Senator SIBRAA —Has the Minister representing the Treasurer seen a report in today's Australian that an influential business think-tank based in New York indicates that according to an international economic survey Australia's economy is expanding faster than the economies of the other major Western countries and is running at a pace far stronger than the relatively mature United States' recovery? Can the Minister comment on the accuracy of the growth rates indicated in the survey?

Senator WALSH —Yes, I have seen the report. I think Senator Sibraa indicated that Australia has the fastest growth rate of any industrialised country. I believe that is correct. The facts show that. However, I am not sure of the derivation of some of the figures quoted in the Australian. For example, the table published shows that Australia's annual growth rate is 15 per cent. I do not know whether that was obtained by multiplying the figures for one quarter by four-in which case a figure of that order could have been produced-and if so what quarter it was. So in the absence of the original report, there are many uncertainties regarding the methods by which the figures published were derived.

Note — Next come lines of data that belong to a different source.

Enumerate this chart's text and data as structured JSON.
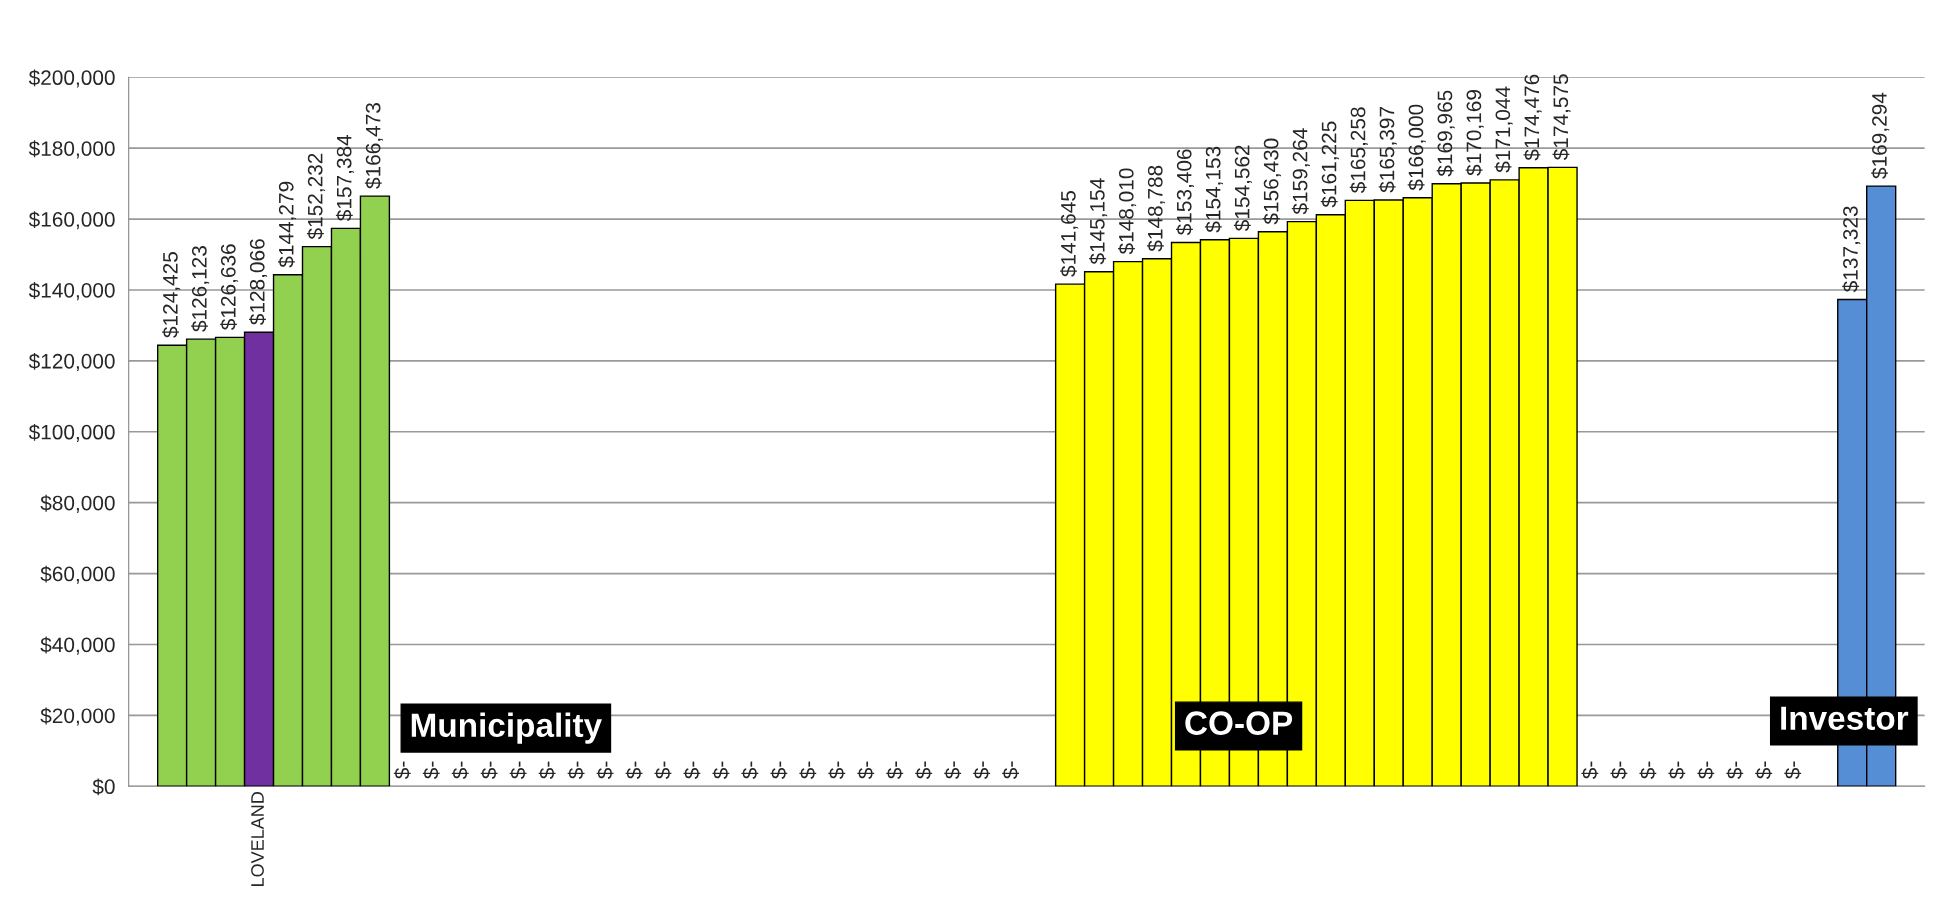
{
  "chart_data": {
    "type": "bar",
    "categories": [
      null,
      null,
      null,
      null,
      "LOVELAND",
      null,
      null,
      null,
      null,
      null,
      null,
      null,
      null,
      null,
      null,
      null,
      null,
      null,
      null,
      null,
      null,
      null,
      null,
      null,
      null,
      null,
      null,
      null,
      null,
      null,
      null,
      null,
      null,
      null,
      null,
      null,
      null,
      null,
      null,
      null,
      null,
      null,
      null,
      null,
      null,
      null,
      null,
      null,
      null,
      null,
      null,
      null,
      null,
      null,
      null,
      null,
      null,
      null,
      null,
      null,
      null,
      null
    ],
    "values": [
      null,
      124425,
      126123,
      126636,
      128066,
      144279,
      152232,
      157384,
      166473,
      0,
      0,
      0,
      0,
      0,
      0,
      0,
      0,
      0,
      0,
      0,
      0,
      0,
      0,
      0,
      0,
      0,
      0,
      0,
      0,
      0,
      0,
      null,
      141645,
      145154,
      148010,
      148788,
      153406,
      154153,
      154562,
      156430,
      159264,
      161225,
      165258,
      165397,
      166000,
      169965,
      170169,
      171044,
      174476,
      174575,
      0,
      0,
      0,
      0,
      0,
      0,
      0,
      0,
      null,
      137323,
      169294,
      null
    ],
    "value_labels": [
      null,
      "$124,425",
      "$126,123",
      "$126,636",
      "$128,066",
      "$144,279",
      "$152,232",
      "$157,384",
      "$166,473",
      "$-",
      "$-",
      "$-",
      "$-",
      "$-",
      "$-",
      "$-",
      "$-",
      "$-",
      "$-",
      "$-",
      "$-",
      "$-",
      "$-",
      "$-",
      "$-",
      "$-",
      "$-",
      "$-",
      "$-",
      "$-",
      "$-",
      null,
      "$141,645",
      "$145,154",
      "$148,010",
      "$148,788",
      "$153,406",
      "$154,153",
      "$154,562",
      "$156,430",
      "$159,264",
      "$161,225",
      "$165,258",
      "$165,397",
      "$166,000",
      "$169,965",
      "$170,169",
      "$171,044",
      "$174,476",
      "$174,575",
      "$-",
      "$-",
      "$-",
      "$-",
      "$-",
      "$-",
      "$-",
      "$-",
      null,
      "$137,323",
      "$169,294",
      null
    ],
    "colors": [
      null,
      "#92d050",
      "#92d050",
      "#92d050",
      "#7030a0",
      "#92d050",
      "#92d050",
      "#92d050",
      "#92d050",
      null,
      null,
      null,
      null,
      null,
      null,
      null,
      null,
      null,
      null,
      null,
      null,
      null,
      null,
      null,
      null,
      null,
      null,
      null,
      null,
      null,
      null,
      null,
      "#ffff00",
      "#ffff00",
      "#ffff00",
      "#ffff00",
      "#ffff00",
      "#ffff00",
      "#ffff00",
      "#ffff00",
      "#ffff00",
      "#ffff00",
      "#ffff00",
      "#ffff00",
      "#ffff00",
      "#ffff00",
      "#ffff00",
      "#ffff00",
      "#ffff00",
      "#ffff00",
      null,
      null,
      null,
      null,
      null,
      null,
      null,
      null,
      null,
      "#558ed5",
      "#558ed5",
      null
    ],
    "ylim": [
      0,
      200000
    ],
    "yticks": [
      {
        "value": 0,
        "label": "$0"
      },
      {
        "value": 20000,
        "label": "$20,000"
      },
      {
        "value": 40000,
        "label": "$40,000"
      },
      {
        "value": 60000,
        "label": "$60,000"
      },
      {
        "value": 80000,
        "label": "$80,000"
      },
      {
        "value": 100000,
        "label": "$100,000"
      },
      {
        "value": 120000,
        "label": "$120,000"
      },
      {
        "value": 140000,
        "label": "$140,000"
      },
      {
        "value": 160000,
        "label": "$160,000"
      },
      {
        "value": 180000,
        "label": "$180,000"
      },
      {
        "value": 200000,
        "label": "$200,000"
      }
    ],
    "grid": "y",
    "legend": false,
    "annotations": [
      "Municipality",
      "CO-OP",
      "Investor"
    ]
  }
}
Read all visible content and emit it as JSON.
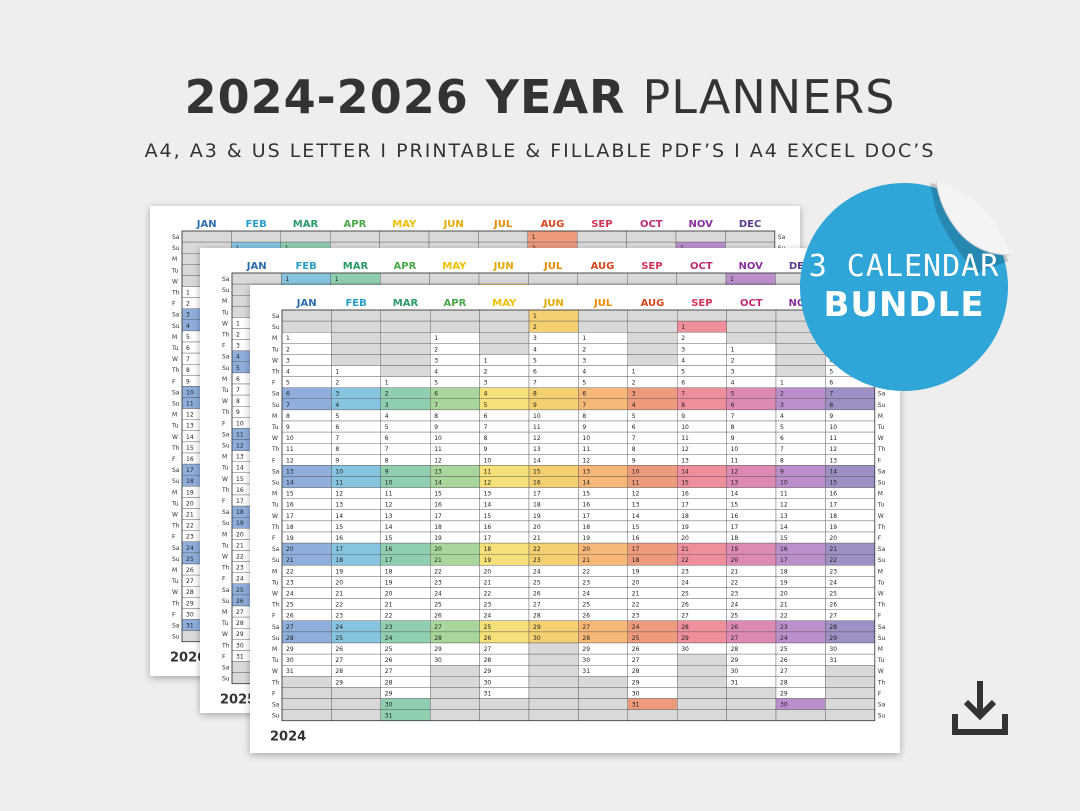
{
  "header": {
    "title_bold": "2024-2026 YEAR",
    "title_light": "PLANNERS",
    "subtitle": "A4, A3 & US LETTER  I  PRINTABLE & FILLABLE PDF’S  I  A4 EXCEL DOC’S"
  },
  "badge": {
    "line1": "3 CALENDAR",
    "line2": "BUNDLE",
    "color": "#2fa5d8"
  },
  "download_icon": "download-icon",
  "months": [
    "JAN",
    "FEB",
    "MAR",
    "APR",
    "MAY",
    "JUN",
    "JUL",
    "AUG",
    "SEP",
    "OCT",
    "NOV",
    "DEC"
  ],
  "month_colors": [
    "#2b6cb0",
    "#2aa0c8",
    "#2b9a6a",
    "#4aa84a",
    "#f0c000",
    "#e6a800",
    "#e88a00",
    "#d9461c",
    "#d6335a",
    "#c02a74",
    "#8a2f9a",
    "#5a3c8c"
  ],
  "weekend_colors": [
    "#8faedc",
    "#86c4e0",
    "#8fcfb0",
    "#a9d69a",
    "#f5e07a",
    "#f5d070",
    "#f6b777",
    "#ee9a7c",
    "#ef8f9c",
    "#dd89b4",
    "#bb8fcc",
    "#9e8fc4"
  ],
  "weekday_labels": [
    "Sa",
    "Su",
    "M",
    "Tu",
    "W",
    "Th",
    "F"
  ],
  "planners": [
    {
      "year": "2026"
    },
    {
      "year": "2025"
    },
    {
      "year": "2024"
    }
  ]
}
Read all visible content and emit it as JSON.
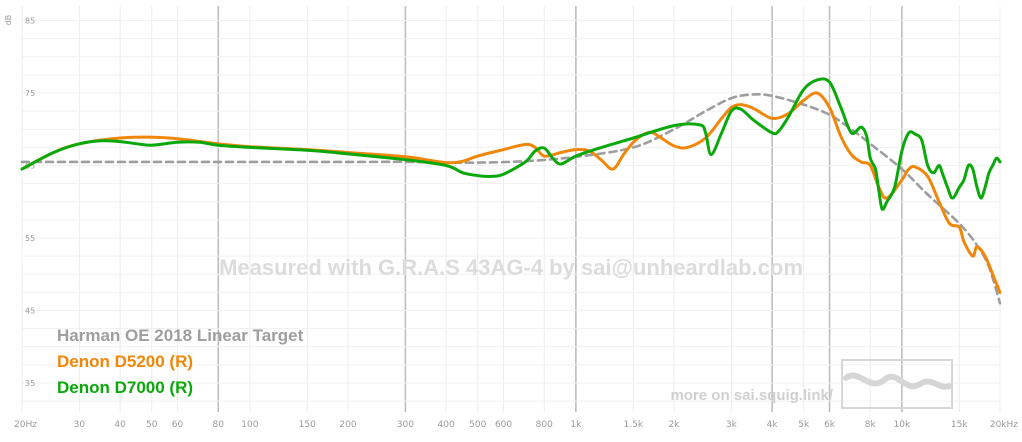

There is also a reference to an economic performance index. Again, I do not know precisely what that means, and it is not defined in the Press report. I would expect, however, that it measures more than productivity growth and probably incorporates, for example, interest rates and the rate of inflation or, more importantly, changes in the rate of inflation. However, leaving that aside, from objective Australian evidence it is a matter of public record that for the 12 months ending June 1984 real economic growth in Australia was above 10 per cent. On a year on year basis for the same year it was between 5 and 6 per cent. It is correct that the farm sector, which experienced a major recovery in 1983- 84, contributed more than it normally would to the total 10 per cent growth over the last financial year. But even after that is taken out, real non-farm growth for this year ending June, as against the year ending June 1983, was still above 8 per cent. There has been a dramatic turnaround in the economy since this Government came to power. It contrasts, I think, with the three consecutive quarters of negative growth over which the previous Government had presided during its last year in office. Therefore there was negative growth over the entire year.

That rate of 8 per cent is the fastest rate of growth that has been recorded in the Australian economy for more than 20 years. Those who were always confident about the prices and incomes accord would not be surprised. Those who were not confident or did not support the accord would find it even more remarkable that that dramatic growth rate was accompanied by an equally dramatic fall in the inflation rate, which if measured by the consumer price index shows a fall of more than 50 per cent and if measured by the implicit price deflator shows a fall of some 40 per cent.